The world's largest journalists' group, the International Federation of Journalists, has welcomed the announcement from the World Intellectual Property Organization that a new Copyright Treaty covering rights on the internet has been adopted by enough countries to come into force early next year.
"This major treaty brings international copyright agreements up to date with the changes in the digital age", said Aidan White, General Secretary of the IFJ.
However, the IFJ is still looking for improvement in international authors' rights policy, particularly to bring international standards more into line with European Union law. "The European Union countries have, through the directive on copyright and related rights in the Information Age, backed a policy line that strengthens the control that creators have over the use of their work," says the IFJ. "And this should provide a model for a new international framework for authors' rights."

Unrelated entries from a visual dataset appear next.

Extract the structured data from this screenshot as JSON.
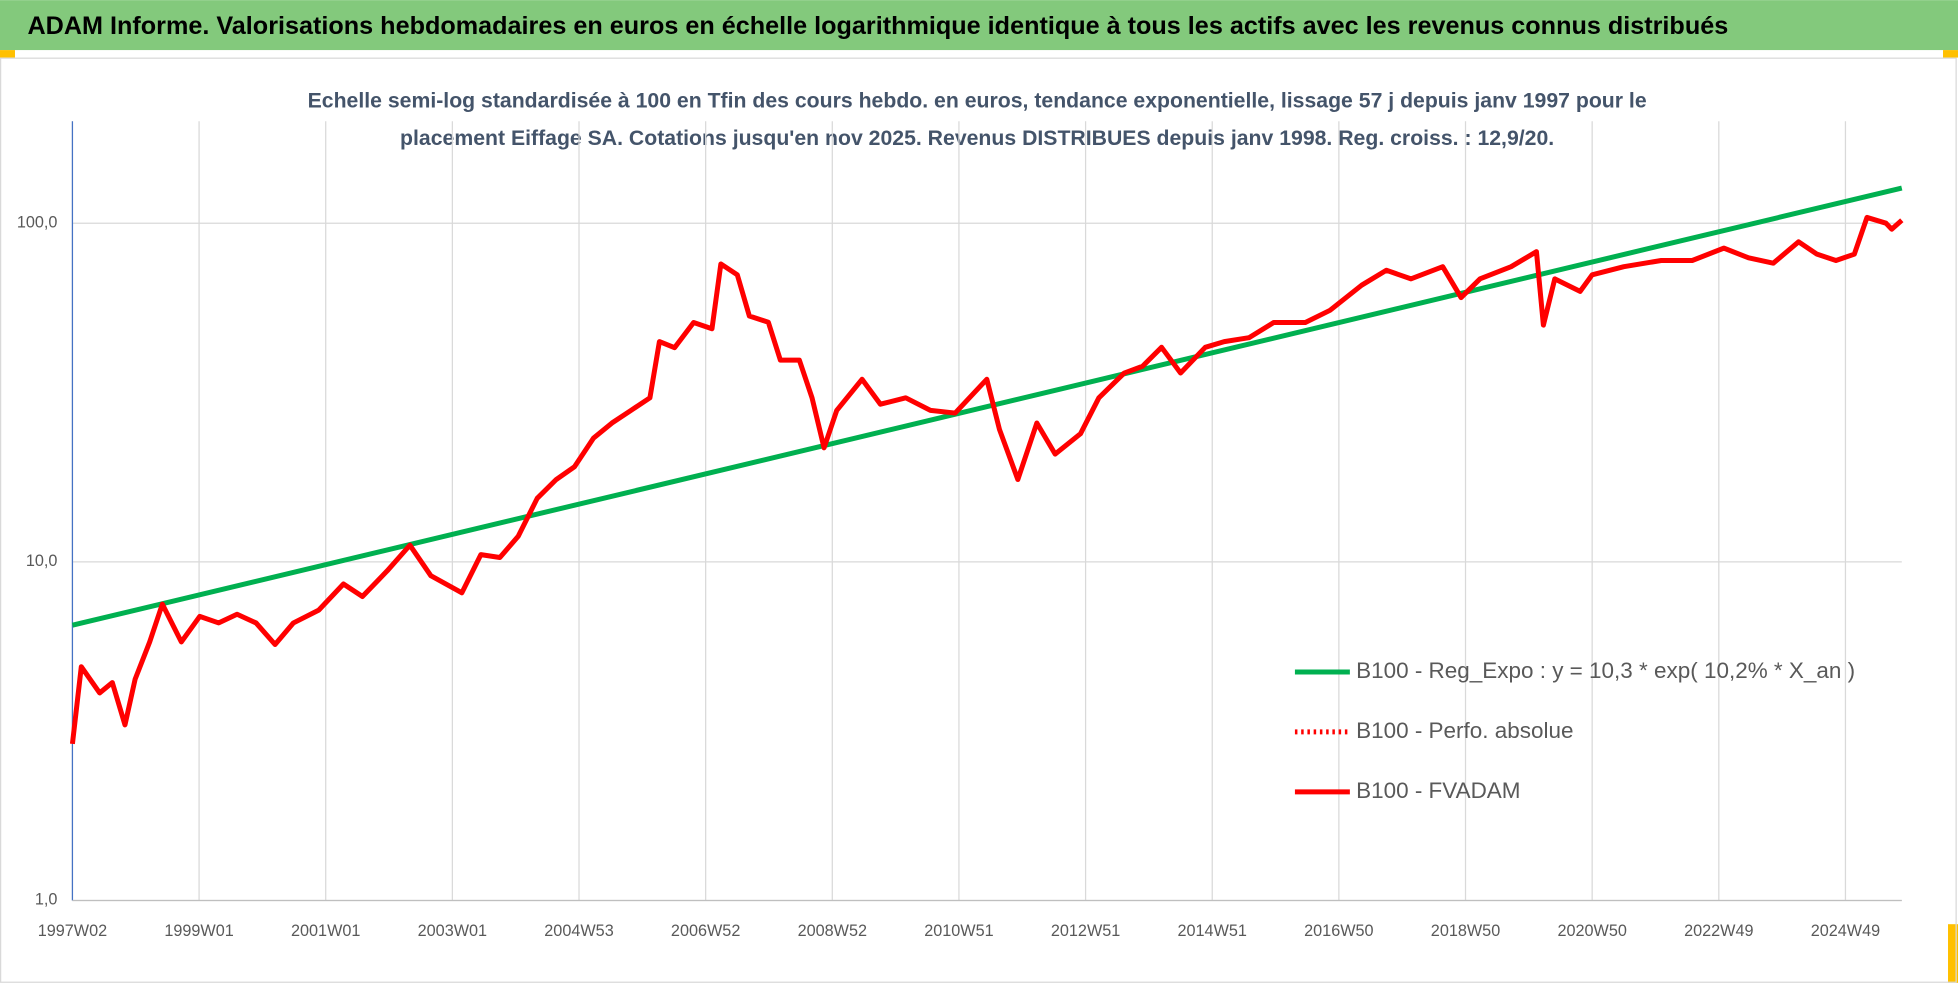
{
  "header": {
    "title": "ADAM Informe. Valorisations hebdomadaires en euros en échelle logarithmique identique à tous les actifs avec les revenus connus distribués"
  },
  "chart_data": {
    "type": "line",
    "title": "Echelle semi-log standardisée à 100 en Tfin des cours hebdo. en euros, tendance exponentielle, lissage 57 j depuis janv 1997 pour le placement Eiffage SA. Cotations jusqu'en nov 2025. Revenus DISTRIBUES depuis janv 1998. Reg. croiss. : 12,9/20.",
    "log_y": true,
    "grid": true,
    "legend": "right",
    "xlim": [
      1997.0,
      2025.89
    ],
    "ylim": [
      1,
      200
    ],
    "yticks": [
      {
        "value": 1,
        "label": "1,0"
      },
      {
        "value": 10,
        "label": "10,0"
      },
      {
        "value": 100,
        "label": "100,0"
      }
    ],
    "xticks": [
      {
        "value": 1997.0,
        "label": "1997W02"
      },
      {
        "value": 1999.0,
        "label": "1999W01"
      },
      {
        "value": 2001.0,
        "label": "2001W01"
      },
      {
        "value": 2003.0,
        "label": "2003W01"
      },
      {
        "value": 2005.0,
        "label": "2004W53"
      },
      {
        "value": 2007.0,
        "label": "2006W52"
      },
      {
        "value": 2009.0,
        "label": "2008W52"
      },
      {
        "value": 2011.0,
        "label": "2010W51"
      },
      {
        "value": 2013.0,
        "label": "2012W51"
      },
      {
        "value": 2015.0,
        "label": "2014W51"
      },
      {
        "value": 2017.0,
        "label": "2016W50"
      },
      {
        "value": 2019.0,
        "label": "2018W50"
      },
      {
        "value": 2021.0,
        "label": "2020W50"
      },
      {
        "value": 2023.0,
        "label": "2022W49"
      },
      {
        "value": 2025.0,
        "label": "2024W49"
      }
    ],
    "series": [
      {
        "name": "B100 - Reg_Expo : y = 10,3 * exp( 10,2% *  X_an )",
        "color": "#00b050",
        "style": "solid",
        "x": [
          1997.0,
          2025.89
        ],
        "values": [
          6.5,
          127
        ]
      },
      {
        "name": "B100 - Perfo. absolue",
        "color": "#ff0000",
        "style": "dotted",
        "x": [],
        "values": []
      },
      {
        "name": "B100 - FVADAM",
        "color": "#ff0000",
        "style": "solid",
        "x": [
          1997.0,
          1997.14,
          1997.43,
          1997.63,
          1997.83,
          1997.99,
          1998.22,
          1998.42,
          1998.72,
          1999.01,
          1999.31,
          1999.6,
          1999.9,
          2000.2,
          2000.49,
          2000.89,
          2001.28,
          2001.58,
          2001.97,
          2002.33,
          2002.66,
          2003.15,
          2003.45,
          2003.75,
          2004.04,
          2004.34,
          2004.64,
          2004.93,
          2005.23,
          2005.52,
          2005.82,
          2006.12,
          2006.27,
          2006.51,
          2006.81,
          2007.1,
          2007.24,
          2007.5,
          2007.69,
          2007.99,
          2008.18,
          2008.48,
          2008.68,
          2008.87,
          2009.07,
          2009.47,
          2009.76,
          2010.16,
          2010.55,
          2010.94,
          2011.44,
          2011.64,
          2011.93,
          2012.23,
          2012.52,
          2012.92,
          2013.21,
          2013.61,
          2013.9,
          2014.2,
          2014.5,
          2014.89,
          2015.19,
          2015.58,
          2015.97,
          2016.47,
          2016.86,
          2017.36,
          2017.75,
          2018.14,
          2018.64,
          2018.93,
          2019.23,
          2019.72,
          2020.12,
          2020.23,
          2020.41,
          2020.81,
          2021.0,
          2021.5,
          2022.09,
          2022.58,
          2023.08,
          2023.47,
          2023.86,
          2024.26,
          2024.55,
          2024.85,
          2025.14,
          2025.34,
          2025.64,
          2025.73,
          2025.89
        ],
        "values": [
          2.9,
          4.9,
          4.1,
          4.4,
          3.3,
          4.5,
          5.8,
          7.5,
          5.8,
          6.9,
          6.6,
          7.0,
          6.6,
          5.7,
          6.6,
          7.2,
          8.6,
          7.9,
          9.4,
          11.2,
          9.1,
          8.1,
          10.5,
          10.3,
          11.9,
          15.4,
          17.5,
          19.1,
          23.2,
          25.7,
          28.0,
          30.5,
          44.7,
          42.9,
          50.9,
          48.8,
          75.8,
          70.4,
          53.2,
          51.0,
          39.4,
          39.4,
          30.5,
          21.7,
          28.0,
          34.6,
          29.2,
          30.5,
          28.0,
          27.5,
          34.6,
          24.6,
          17.5,
          25.7,
          20.8,
          23.9,
          30.5,
          36.1,
          37.8,
          43.0,
          36.1,
          43.0,
          44.7,
          45.9,
          50.9,
          50.9,
          55.3,
          65.6,
          72.6,
          68.5,
          74.4,
          60.3,
          68.5,
          74.4,
          82.4,
          50.0,
          68.5,
          62.9,
          70.4,
          74.4,
          77.6,
          77.6,
          84.4,
          79.0,
          76.2,
          88.1,
          81.0,
          77.6,
          81.0,
          104,
          100,
          96,
          102
        ]
      }
    ]
  }
}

WIPO announced that through Gabon's signature thirty countries have ratified the new copyright treaty and it will now take effect in March 2002. WIPO said two more signatures are required for the Performances and Phonograms Treaty, an allied agreement.
Countries signing the treaties have to provide the creators with a basic framework of rights, allowing them to control and be compensated for the use of their creations by others. The treaties ensure that right holders will be effectively protected when their works are disseminated over the Internet.
"At a European level, the battle between the Anglo-American system and the continental authors' rights system, which favors creators' interests, has been decided in favor of the creators," said Aidan White, "we want the same recognition at international level."
The IFJ has launched a worldwide campaign "Authors' Rights for All" which gathers best practices from all over the world and informs authors (especially journalists) about their rights.